Vladimir Putin não estará nos boletins, mas também é, de algum modo, candidato nestas Europeias. Aposta no maior número possível de eurodeputados (sobretudo de partidos de extrema-direita e direita radical, mas também alguns da extrema-esquerda ou esquerda radical), com posições anti-NATO, anti-Washington e pró-Moscovo. Mesmo que não o assumam por palavras.

Temos de estar atentos aos “putinistas disfarçados”. Não há muitos, mas também os há por cá.

G7, Cimeira da Paz, Cimeira da NATO

Logo depois das Eleições Europeias, haverá em Itália uma Cimeira do G7, decisiva para se avançar para passos mais relevantes na permissão à Ucrânia no uso de armas ocidentais.

Seguir-se-á a Cimeira da Paz na Suíça, grande esforço diplomático da “fórmula da Paz” de Zelensky. Mais de 90 países e organizações já confirmaram apoio - grande parte deles europeus e americanos, mas também muitos africanos e asiáticos -, mas será muito importante que Joe Biden mude de ideias e seja ele mesmo a representar, ao mais alto nível possível (e não por poderes intermédios) os Estados Unidos da América.

Da China certamente não virá Xi Jinping, mas se Pequim se fizer representar no evento de Burgenstock, estará a dar uma oportunidade a Zelensky e uma alfinetada a Putin (que até quer que a China prepare uma espécie de “contra-cimeira” com o plano chinês).

Já em julho, Viktor Órban assumirá a presidência rotativa da UE. Em Washington, os 75 anos da NATO serão assinalados com a mais importante cimeira da Aliança Atlântica em muitas décadas.

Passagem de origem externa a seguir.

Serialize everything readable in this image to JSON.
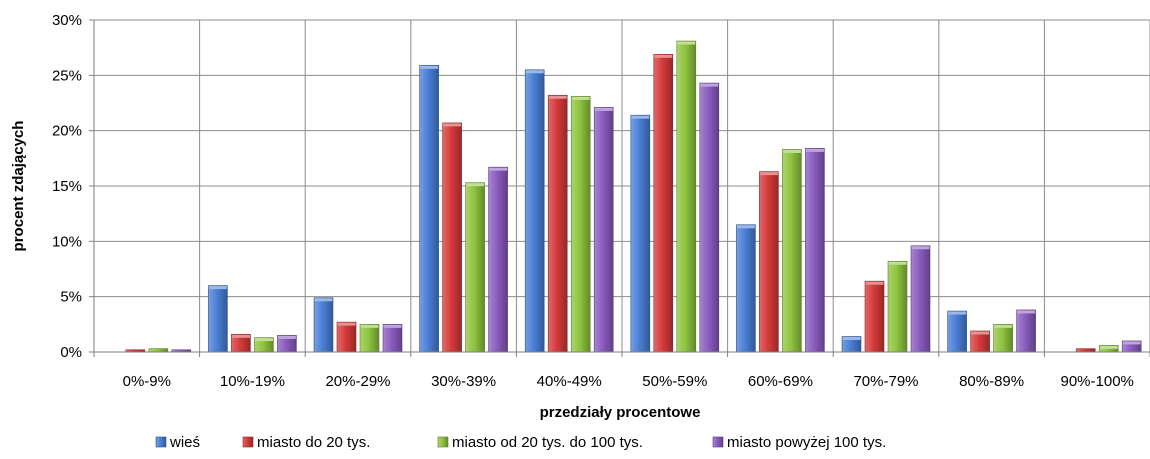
{
  "chart_data": {
    "type": "bar",
    "categories": [
      "0%-9%",
      "10%-19%",
      "20%-29%",
      "30%-39%",
      "40%-49%",
      "50%-59%",
      "60%-69%",
      "70%-79%",
      "80%-89%",
      "90%-100%"
    ],
    "series": [
      {
        "name": "wieś",
        "color": "#4a7fd6",
        "values": [
          0.0,
          6.0,
          4.9,
          25.9,
          25.5,
          21.4,
          11.5,
          1.4,
          3.7,
          0.0
        ]
      },
      {
        "name": "miasto do 20 tys.",
        "color": "#d63a3a",
        "values": [
          0.2,
          1.6,
          2.7,
          20.7,
          23.2,
          26.9,
          16.3,
          6.4,
          1.9,
          0.3
        ]
      },
      {
        "name": "miasto od 20 tys. do 100 tys.",
        "color": "#8fc43f",
        "values": [
          0.3,
          1.3,
          2.5,
          15.3,
          23.1,
          28.1,
          18.3,
          8.2,
          2.5,
          0.6
        ]
      },
      {
        "name": "miasto powyżej 100 tys.",
        "color": "#8a5cc0",
        "values": [
          0.2,
          1.5,
          2.5,
          16.7,
          22.1,
          24.3,
          18.4,
          9.6,
          3.8,
          1.0
        ]
      }
    ],
    "xlabel": "przedziały procentowe",
    "ylabel": "procent  zdających",
    "ylim": [
      0,
      30
    ],
    "yticks": [
      "0%",
      "5%",
      "10%",
      "15%",
      "20%",
      "25%",
      "30%"
    ],
    "grid": true,
    "legend_position": "bottom"
  }
}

Mas, mais ainda do que a adesão à NATO, a grande ameaça a Putin é ver a Ucrânia na UE: porque será a prova de que o tal “buffer state” que ele desejava impor no alargamento da democracia a Leste também entrará no grande espaço democrático.

Possível tempestade perfeita

Muita água correrá debaixo das pontes até essa possível adesão. Os próximos anos - certamente ainda antes de uma eventual concretização da entrada da Ucrânia na UE - podem revelar-nos uma autêntica tempestade perfeita: Trump a regressar à Casa Branca em janeiro de 2025, a AfD a tornar-se decisiva na formação de Governo na Alemanha, Marine Le Pen a tomar o Eliseu em 2027.

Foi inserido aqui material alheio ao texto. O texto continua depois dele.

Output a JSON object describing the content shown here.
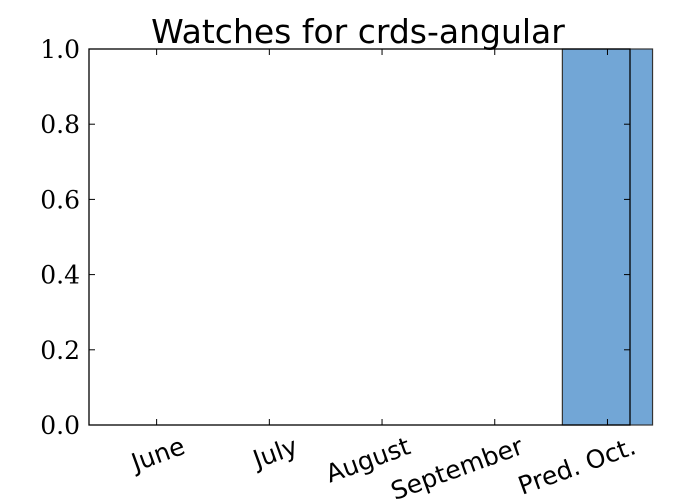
{
  "chart_data": {
    "type": "bar",
    "title": "Watches for crds-angular",
    "categories": [
      "June",
      "July",
      "August",
      "September",
      "Pred. Oct."
    ],
    "values": [
      0,
      0,
      0,
      0,
      1.0
    ],
    "ylim": [
      0,
      1.0
    ],
    "yticks": [
      "0.0",
      "0.2",
      "0.4",
      "0.6",
      "0.8",
      "1.0"
    ],
    "xlabel": "",
    "ylabel": "",
    "grid": false,
    "bar_color": "#72a6d6",
    "edge_color": "#333333"
  }
}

Nem será preciso que tudo isso se verifique em simultâneo - mas é quase impossível que nenhum destes riscos às democracias transatlânticas não venham a ocorrer.

Perante tamanhos riscos, convém que não nos distraiamos do essencial. Não foi a Ucrânia que invadiu a Rússia: é a Rússia que está a invadir a Ucrânia. Se tiver sucesso nessa perversão da ordem internacional liberal que dominou as oito décadas posteriores à II Guerra Mundial, o próprio direito de fronteira passará a estar em causa - e um autêntico efeito dominó de devaneios autoritários poderá seguir-se em diversos pontos do globo.

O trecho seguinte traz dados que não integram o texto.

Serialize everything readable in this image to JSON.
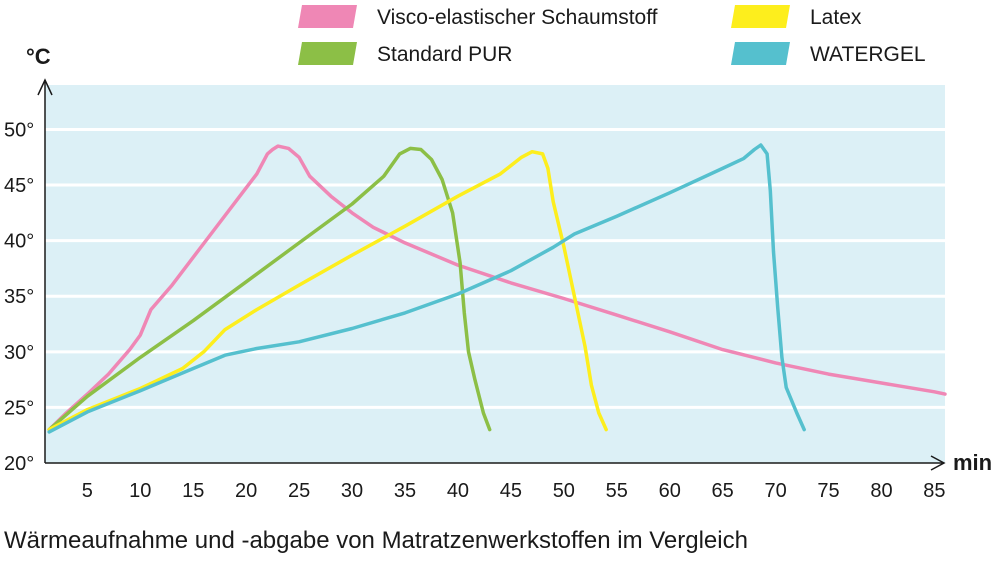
{
  "caption": "Wärmeaufnahme und -abgabe von Matratzenwerkstoffen im Vergleich",
  "chart_data": {
    "type": "line",
    "title": "",
    "xlabel": "min",
    "ylabel": "°C",
    "xlim": [
      1,
      86
    ],
    "ylim": [
      20,
      54
    ],
    "grid": "horizontal",
    "legend_position": "top",
    "background_color": "#dcf0f6",
    "x_ticks": [
      5,
      10,
      15,
      20,
      25,
      30,
      35,
      40,
      45,
      50,
      55,
      60,
      65,
      70,
      75,
      80,
      85
    ],
    "x_tick_labels": [
      "5",
      "10",
      "15",
      "20",
      "25",
      "30",
      "35",
      "40",
      "45",
      "50",
      "55",
      "60",
      "65",
      "70",
      "75",
      "80",
      "85"
    ],
    "y_ticks": [
      20,
      25,
      30,
      35,
      40,
      45,
      50
    ],
    "y_tick_labels": [
      "20°",
      "25°",
      "30°",
      "35°",
      "40°",
      "45°",
      "50°"
    ],
    "series": [
      {
        "name": "Visco-elastischer Schaumstoff",
        "color": "#ef87b5",
        "points": [
          [
            1.4,
            23
          ],
          [
            3,
            24.5
          ],
          [
            5,
            26.2
          ],
          [
            7,
            28
          ],
          [
            9,
            30.2
          ],
          [
            10,
            31.5
          ],
          [
            11,
            33.8
          ],
          [
            13,
            36
          ],
          [
            15,
            38.5
          ],
          [
            17,
            41
          ],
          [
            19,
            43.5
          ],
          [
            21,
            46
          ],
          [
            22,
            47.8
          ],
          [
            22.5,
            48.2
          ],
          [
            23,
            48.5
          ],
          [
            24,
            48.3
          ],
          [
            25,
            47.5
          ],
          [
            26,
            45.8
          ],
          [
            28,
            44
          ],
          [
            30,
            42.5
          ],
          [
            32,
            41.2
          ],
          [
            35,
            39.8
          ],
          [
            40,
            37.8
          ],
          [
            45,
            36.2
          ],
          [
            50,
            34.8
          ],
          [
            55,
            33.3
          ],
          [
            60,
            31.8
          ],
          [
            65,
            30.2
          ],
          [
            70,
            29
          ],
          [
            75,
            28
          ],
          [
            80,
            27.2
          ],
          [
            85,
            26.4
          ],
          [
            86,
            26.2
          ]
        ]
      },
      {
        "name": "Standard PUR",
        "color": "#8cbf46",
        "points": [
          [
            1.4,
            23
          ],
          [
            5,
            26
          ],
          [
            10,
            29.5
          ],
          [
            15,
            32.8
          ],
          [
            20,
            36.3
          ],
          [
            25,
            39.8
          ],
          [
            30,
            43.3
          ],
          [
            33,
            45.8
          ],
          [
            34.5,
            47.8
          ],
          [
            35.5,
            48.3
          ],
          [
            36.5,
            48.2
          ],
          [
            37.5,
            47.3
          ],
          [
            38.5,
            45.5
          ],
          [
            39.5,
            42.5
          ],
          [
            40.2,
            38
          ],
          [
            40.6,
            33.5
          ],
          [
            41,
            30
          ],
          [
            41.6,
            27.5
          ],
          [
            42.4,
            24.5
          ],
          [
            43,
            23
          ]
        ]
      },
      {
        "name": "Latex",
        "color": "#fdee1d",
        "points": [
          [
            1.4,
            23
          ],
          [
            5,
            24.8
          ],
          [
            10,
            26.7
          ],
          [
            14,
            28.5
          ],
          [
            16,
            30
          ],
          [
            18,
            32
          ],
          [
            21,
            33.8
          ],
          [
            25,
            36
          ],
          [
            30,
            38.7
          ],
          [
            35,
            41.3
          ],
          [
            40,
            44
          ],
          [
            44,
            46
          ],
          [
            46,
            47.5
          ],
          [
            47,
            48
          ],
          [
            48,
            47.8
          ],
          [
            48.5,
            46.5
          ],
          [
            49,
            43.5
          ],
          [
            50,
            39.5
          ],
          [
            51,
            35
          ],
          [
            52,
            30.5
          ],
          [
            52.6,
            27
          ],
          [
            53.3,
            24.5
          ],
          [
            54,
            23
          ]
        ]
      },
      {
        "name": "WATERGEL",
        "color": "#55c0ce",
        "points": [
          [
            1.4,
            22.8
          ],
          [
            5,
            24.6
          ],
          [
            10,
            26.5
          ],
          [
            15,
            28.5
          ],
          [
            18,
            29.7
          ],
          [
            21,
            30.3
          ],
          [
            25,
            30.9
          ],
          [
            30,
            32.1
          ],
          [
            35,
            33.5
          ],
          [
            40,
            35.2
          ],
          [
            45,
            37.3
          ],
          [
            49,
            39.4
          ],
          [
            51,
            40.6
          ],
          [
            55,
            42.2
          ],
          [
            60,
            44.3
          ],
          [
            65,
            46.5
          ],
          [
            67,
            47.4
          ],
          [
            68,
            48.2
          ],
          [
            68.6,
            48.6
          ],
          [
            69.2,
            47.8
          ],
          [
            69.5,
            44.5
          ],
          [
            69.8,
            39
          ],
          [
            70.2,
            34
          ],
          [
            70.6,
            29.5
          ],
          [
            71,
            26.8
          ],
          [
            72,
            24.5
          ],
          [
            72.7,
            23
          ]
        ]
      }
    ]
  }
}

A permissão ocidental de uso de armas por parte da Ucrânia em solo russo, contra alvos militares, foi correta - mas veio tarde. Já não evitou a ofensiva russa em Kharkiv. Esperemos que ainda trave a mais que provável ofensiva russa em Sumy.

Zelensky pede a Biden que deixe a Ucrânia usar armas de longo alcance na Rússia e apela: têm de “acreditar mais em nós”. “Acreditem em nós, nós temos de responder. Eles, os russos, não entendem nada além da força.”

E nós demorámos tempo demais a compreender isso verdadeiramente.